History major taking research from archives to airwaves in podcast project
April 30, 2024
Category: Real-World Learning
Being a historian is like learning to see with X-ray vision. On the surface, you get one view of the world and the people who populate it. Then, you learn to look deeper.
And that’s where you find the real story.
“There’s so much history that doesn’t get told enough,” said Jayde Mooney ’25, a history major with a concentration in public history. “You need to strip away the layers to find it. That’s an important thing I’ve learned at Roanoke. That there’s always more there than meets the eye.”
Mooney was recently invited to speak at a conference with her research advisor, Associate Professor Samantha Rosenthal, on their work to document an often-overlooked part of our past: LGBTQ+ history in Southwest Virginia.
It’s a focus that has spurred Mooney, who grew up in Southwest Virginia’s coalfields, to look at her own understanding of the region through a new lens. She’s now recording a one-episode podcast special examining the experiences of LGBTQ+ teens in past and present day.
“I didn’t know how passionate I would become about this until I started doing it,” Mooney said of the podcast, for which she’s writing, editing and doing original interviews. “It’s a labor of love. I get to amplify voices that might not have been heard otherwise. I also get to better understand the people who came before me.”
The podcast, set to be released at the end of the academic year, began to take shape last fall when Mooney was invited to be a research assistant for the Southwest Virginia LGBTQ+ History Project, a multifaceted community initiative co-founded by Rosenthal.
Photos: Associate Professor Samantha Rosenthal (left) and Jayde Mooney ’25 share their research at a conference hosted by the nonprofit Invisible Histories. Credit: Invisible Histories.

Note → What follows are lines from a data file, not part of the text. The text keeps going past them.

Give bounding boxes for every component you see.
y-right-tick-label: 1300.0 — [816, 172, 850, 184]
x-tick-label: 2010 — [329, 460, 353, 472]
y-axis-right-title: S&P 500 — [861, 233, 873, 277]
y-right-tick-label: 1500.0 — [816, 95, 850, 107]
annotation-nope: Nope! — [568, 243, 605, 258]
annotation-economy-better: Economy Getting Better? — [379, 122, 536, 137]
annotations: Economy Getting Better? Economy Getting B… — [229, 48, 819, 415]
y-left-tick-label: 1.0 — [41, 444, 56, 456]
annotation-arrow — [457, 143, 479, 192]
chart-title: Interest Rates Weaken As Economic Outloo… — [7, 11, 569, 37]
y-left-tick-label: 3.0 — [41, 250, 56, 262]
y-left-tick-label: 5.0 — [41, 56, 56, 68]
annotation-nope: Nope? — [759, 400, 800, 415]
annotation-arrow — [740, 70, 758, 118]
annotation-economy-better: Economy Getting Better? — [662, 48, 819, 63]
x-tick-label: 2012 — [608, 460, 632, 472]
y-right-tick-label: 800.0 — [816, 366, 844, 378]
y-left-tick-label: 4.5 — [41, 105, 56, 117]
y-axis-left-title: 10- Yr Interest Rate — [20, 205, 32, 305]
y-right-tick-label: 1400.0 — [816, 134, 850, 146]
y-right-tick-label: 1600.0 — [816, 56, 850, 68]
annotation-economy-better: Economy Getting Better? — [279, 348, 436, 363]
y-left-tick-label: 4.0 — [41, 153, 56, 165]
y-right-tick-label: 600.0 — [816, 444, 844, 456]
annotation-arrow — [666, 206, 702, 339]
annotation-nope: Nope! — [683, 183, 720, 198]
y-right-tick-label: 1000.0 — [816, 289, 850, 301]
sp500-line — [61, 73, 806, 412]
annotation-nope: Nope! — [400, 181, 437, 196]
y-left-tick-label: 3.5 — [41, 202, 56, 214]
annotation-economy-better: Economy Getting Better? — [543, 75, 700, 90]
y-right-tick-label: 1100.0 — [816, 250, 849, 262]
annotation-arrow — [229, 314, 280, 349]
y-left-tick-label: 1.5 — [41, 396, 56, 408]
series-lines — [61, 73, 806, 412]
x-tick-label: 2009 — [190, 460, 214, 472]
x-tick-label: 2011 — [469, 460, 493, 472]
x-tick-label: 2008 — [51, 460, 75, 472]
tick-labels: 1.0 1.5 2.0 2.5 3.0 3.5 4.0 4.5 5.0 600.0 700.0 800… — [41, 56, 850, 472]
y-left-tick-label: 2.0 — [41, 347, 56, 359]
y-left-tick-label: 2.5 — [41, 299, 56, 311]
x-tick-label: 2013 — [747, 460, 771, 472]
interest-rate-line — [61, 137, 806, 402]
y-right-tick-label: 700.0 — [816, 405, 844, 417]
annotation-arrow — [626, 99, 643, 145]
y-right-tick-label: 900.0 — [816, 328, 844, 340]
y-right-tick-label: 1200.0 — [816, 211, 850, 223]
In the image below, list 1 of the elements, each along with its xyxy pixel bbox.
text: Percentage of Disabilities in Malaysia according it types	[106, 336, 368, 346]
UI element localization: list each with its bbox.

In addition to research, that group works to break history out of books and classrooms to make it come alive for audiences. Offerings include walking tours, oral history recordings and a major digital archive of the region’s historic gay newsletters.

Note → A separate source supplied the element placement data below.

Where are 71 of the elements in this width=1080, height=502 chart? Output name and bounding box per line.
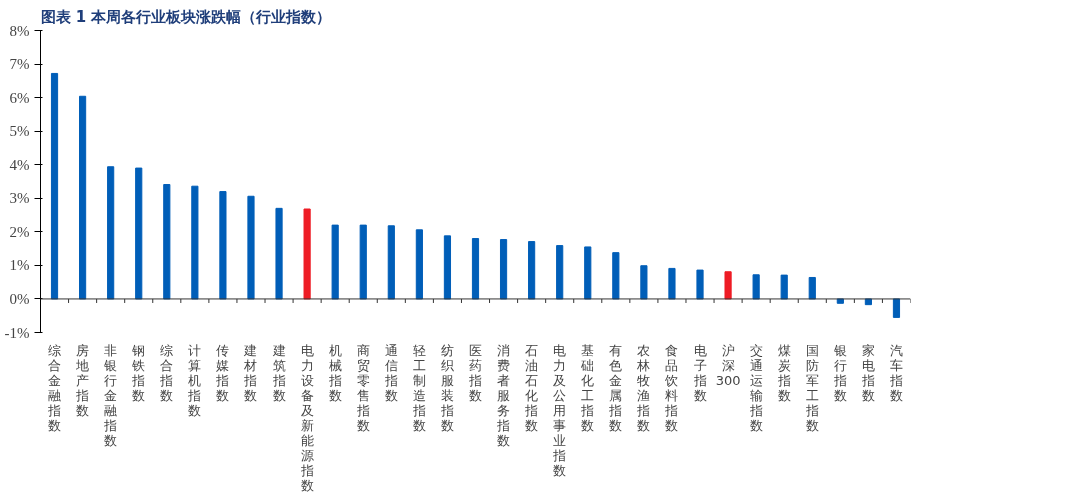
bar bbox=[191, 185, 199, 300]
x-tick-label: 房地产指数 bbox=[75, 342, 90, 418]
x-tick-label: 电子指数 bbox=[692, 342, 707, 403]
bar bbox=[471, 238, 480, 300]
y-tick-label: 3% bbox=[9, 190, 30, 207]
bar bbox=[808, 276, 816, 300]
x-tick-label: 家电指数 bbox=[860, 342, 875, 403]
bar bbox=[107, 166, 115, 300]
x-tick-label: 汽车指数 bbox=[888, 342, 903, 403]
x-tick-label: 传媒指数 bbox=[215, 342, 230, 403]
bar bbox=[247, 195, 255, 300]
bar bbox=[331, 224, 339, 300]
y-tick-label: 8% bbox=[9, 22, 30, 39]
x-tick-label: 农林牧渔指数 bbox=[636, 342, 651, 433]
x-tick-label: 钢铁指数 bbox=[131, 342, 146, 403]
bar bbox=[668, 267, 676, 300]
x-tick-label: 轻工制造指数 bbox=[411, 342, 426, 433]
bar bbox=[359, 224, 367, 300]
y-tick-label: 4% bbox=[9, 156, 30, 173]
bar bbox=[696, 269, 704, 300]
x-tick-label: 商贸零售指数 bbox=[355, 342, 370, 433]
y-tick-label: 6% bbox=[9, 89, 30, 106]
x-tick-label: 食品饮料指数 bbox=[664, 342, 679, 433]
bar bbox=[499, 239, 508, 300]
bar bbox=[163, 184, 171, 300]
x-tick-label: 石油石化指数 bbox=[524, 342, 539, 433]
y-tick-label: 0% bbox=[9, 290, 30, 307]
x-tick-label: 机械指数 bbox=[327, 342, 342, 403]
y-tick-label: 1% bbox=[9, 257, 30, 274]
x-tick-label: 国防军工指数 bbox=[804, 342, 819, 433]
y-tick-label: 7% bbox=[9, 56, 30, 73]
bar bbox=[50, 72, 59, 300]
bar bbox=[415, 229, 423, 300]
bar bbox=[724, 271, 732, 300]
y-tick-label: 5% bbox=[9, 123, 30, 140]
x-tick-label: 消费者服务指数 bbox=[496, 342, 511, 448]
bar bbox=[528, 241, 536, 300]
x-tick-label: 基础化工指数 bbox=[580, 342, 595, 433]
chart-title: 图表 1 本周各行业板块涨跌幅（行业指数） bbox=[40, 7, 332, 26]
bar bbox=[135, 167, 143, 300]
bar bbox=[443, 235, 452, 300]
category-label: 电力设备及新能源指数 bbox=[300, 342, 314, 493]
x-tick-label: 交通运输指数 bbox=[748, 342, 763, 433]
x-tick-label: 银行指数 bbox=[832, 342, 847, 403]
bar bbox=[612, 252, 620, 300]
x-tick-label: 医药指数 bbox=[468, 342, 482, 403]
bar bbox=[892, 298, 901, 318]
bar bbox=[752, 274, 760, 300]
bar bbox=[303, 208, 311, 300]
bar bbox=[640, 265, 648, 300]
bar bbox=[556, 245, 564, 300]
x-tick-label: 纺织服装指数 bbox=[439, 342, 454, 433]
bar bbox=[780, 274, 788, 300]
x-tick-label: 有色金属指数 bbox=[608, 342, 623, 433]
x-tick-label: 综合金融指数 bbox=[47, 342, 62, 433]
y-tick-label: 2% bbox=[9, 223, 30, 240]
category-label: 电力及公用事业指数 bbox=[553, 342, 567, 478]
x-tick-label: 煤炭指数 bbox=[776, 342, 791, 403]
x-tick-label: 沪深300 bbox=[715, 342, 741, 388]
x-tick-label: 计算机指数 bbox=[187, 342, 202, 418]
x-tick-label: 建材指数 bbox=[243, 342, 258, 403]
x-tick-label: 非银行金融指数 bbox=[103, 342, 118, 448]
x-tick-label: 综合指数 bbox=[159, 342, 174, 403]
bar bbox=[79, 95, 87, 300]
x-tick-label: 建筑指数 bbox=[271, 342, 286, 403]
y-tick-label: -1% bbox=[4, 324, 30, 341]
bar bbox=[387, 225, 395, 300]
bar bbox=[219, 191, 227, 300]
bar bbox=[275, 207, 283, 300]
x-tick-label: 通信指数 bbox=[383, 342, 398, 403]
bar bbox=[584, 246, 592, 300]
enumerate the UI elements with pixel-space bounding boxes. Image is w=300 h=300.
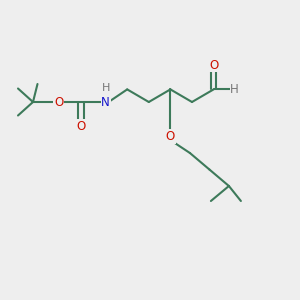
Text: O: O: [54, 95, 63, 109]
Text: N: N: [101, 95, 110, 109]
Text: H: H: [230, 83, 239, 96]
Text: O: O: [166, 130, 175, 143]
Text: O: O: [209, 59, 218, 72]
Text: H: H: [101, 82, 110, 93]
Text: O: O: [76, 119, 85, 133]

Working with Rosenthal, Mooney proposed a podcast that would draw on the history project’s archives and new interviews with local teens to explore how LGBTQ+ youth over the years found belonging, created community and processed contentious political rhetoric.
The project challenged her to dive into new technological and storytelling skills. It also offered her a real-world opportunity to work as a historian in the field.
“Learning about these principles is one thing. Getting to actually use them is a whole different world,” Mooney said. “You hold a responsibility when dealing with other people’s stories. You want to be a good narrator, which is something we talk about a lot in public history.”
For her podcast, Mooney conducted interviews with Roanoke County teens to get a firsthand perspective of modern-day youth. She was able to share some of her work for the first time when she and Rosenthal spoke at the Queer History South Network & Conference organized by the nonprofit Invisible Histories in February.
The positive response and interest in the project there were energizing, Mooney said. She’s in the process now of assembling the final cut of the podcast.
“LGBTQ+ history in Southwest Virginia is something a lot of people don’t think about. It gets overshadowed,” she reflected. “But to truly understand our community, we have to understand all of its history. There’s so much happening in this corner of the world, and its people are what make it.
“Understanding those people and their history is what makes this project so special. I feel very grateful for the opportunity to do this and to discover something I’m passionate about. I really feel like it’s set me up for what I want to do in the future.”